Lo primero que me llamó la atención al entrar en el recinto donde se celebraba el acto fue el calor desmesurado, que hacía sudar a padres y familiares sorprendidos por semejante temperatura. Por si fuera poco, el bochorno aumentaba conforme la gente iba llegando y llenando el lugar, convirtiendo el ambiente en asfixiante. Fui poco a poco adentrándome en esa caldera escolar, intentando escrutar algo de lo que ocurría en el escenario y buscando un sitio en el que sentarme. Sin embargo, descarté lo último al ver que madres y padres de todas las edades “se daban tortazos” por conseguir un buen asiento desde el cual no perder ripio, dejando en evidencia qué clase de educación transmiten a sus hijos. Menudo follón.

Volviendo a mi peculiar epopeya, intenté alejarme de las masas y me refugié desplazándome por una de las paredes laterales, como si fuera un agente de la CIA. Desde allí se veía parte del escenario pero, en mi afán por seguir adelante, tropecé con uno de esos hombres que dirigen los focos, y estuvo a punto de echarme fuera. Mientras me resignaba volviendo atrás, no pude evitar pensar cuáles hubieran sido las palabras del técnico si, en vez de no pasar de los 20, yo hubiera tenido más de 40 años. Seguramente el hombre habría sido un poco más comedido, disculpando mi torpeza con palabras amables. Esto, aunque no lo parezca, también es discriminación por edad, discriminación del día a día que pasa desapercibida por su cotidianidad y frecuencia. Pero está ahí, igual que los maltratos en asilos o centros de tercera edad. Muchos son los que alientan a los jóvenes, dicen que son el futuro, los líderes del mañana y los próximos votantes, pero a la hora de la verdad se consideran mejores que ellos y no se les dan oportunidades, tachándolos (con razón o sin ella) de inexpertos. Hipocresía, mucha hipocresía. Y en todos los ámbitos de la vida.

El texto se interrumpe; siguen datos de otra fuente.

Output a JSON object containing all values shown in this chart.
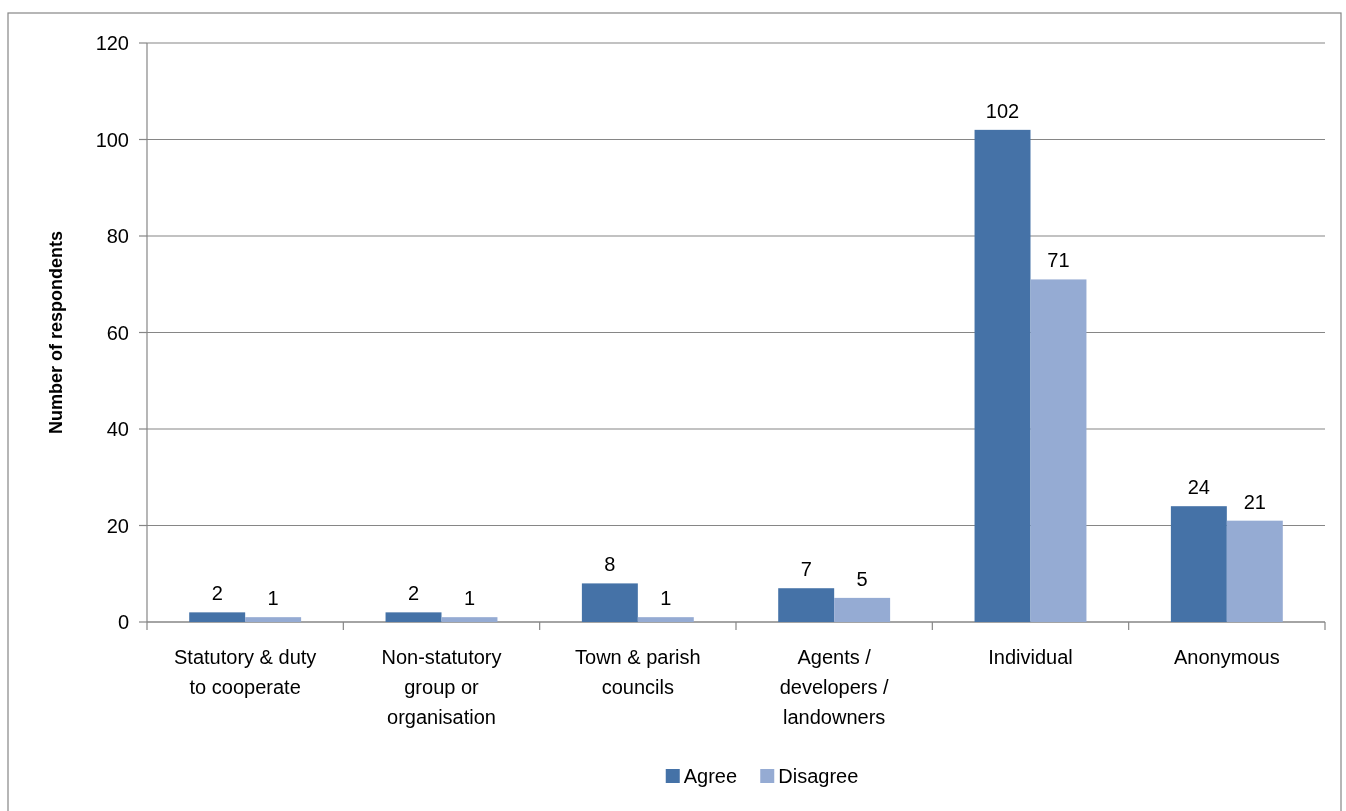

Si damos un giro y pasamos a política encontramos al noreste a Cataluña y su lucha por la independencia. No voy a dar mi opinión sobre el temita, creo que bastante se está hablando ya como para que vaya yo y eche más leña al fuego, pero sí quiero puntualizar sobre un aspecto que toca al escolar. Hace unos meses, el gobierno central anunciaba el proyecto Convenio Escuela 2.0, que prometía ordenadores portátiles para la “digitalización de las aulas”. Esta propuesta estaba generalmente subvencionada por los gobiernos de las autonomías, pero sin embargo en Cataluña los padres tenían que pagar la mitad del coste de los ordenadores. Muchos fueron los que criticaron esta medida, alegando que, como en el resto de España, debía ser el gobierno catalán quien pagara. Las protestas tuvieron gran repercusión, aunque no es que se acerquen mucho al afán independentista.

Mientras pensaba en esto y apretaba los puños, distinguí un hueco entre la multitud y me colé por él vigilando que no hubiera tíos con focos cerca. Justo cuando tenía una perspectiva más o menos decente del escenario, la función acabó y comenzaron a llover aplausos. Yo, aunque sabía que las actuaciones habían sido un tostón, aplaudí con ganas, contradiciéndome para quedar bien delante de los demás. De pronto el terror me invadió, ¿estaba yo también infectado por el virus hipócrita?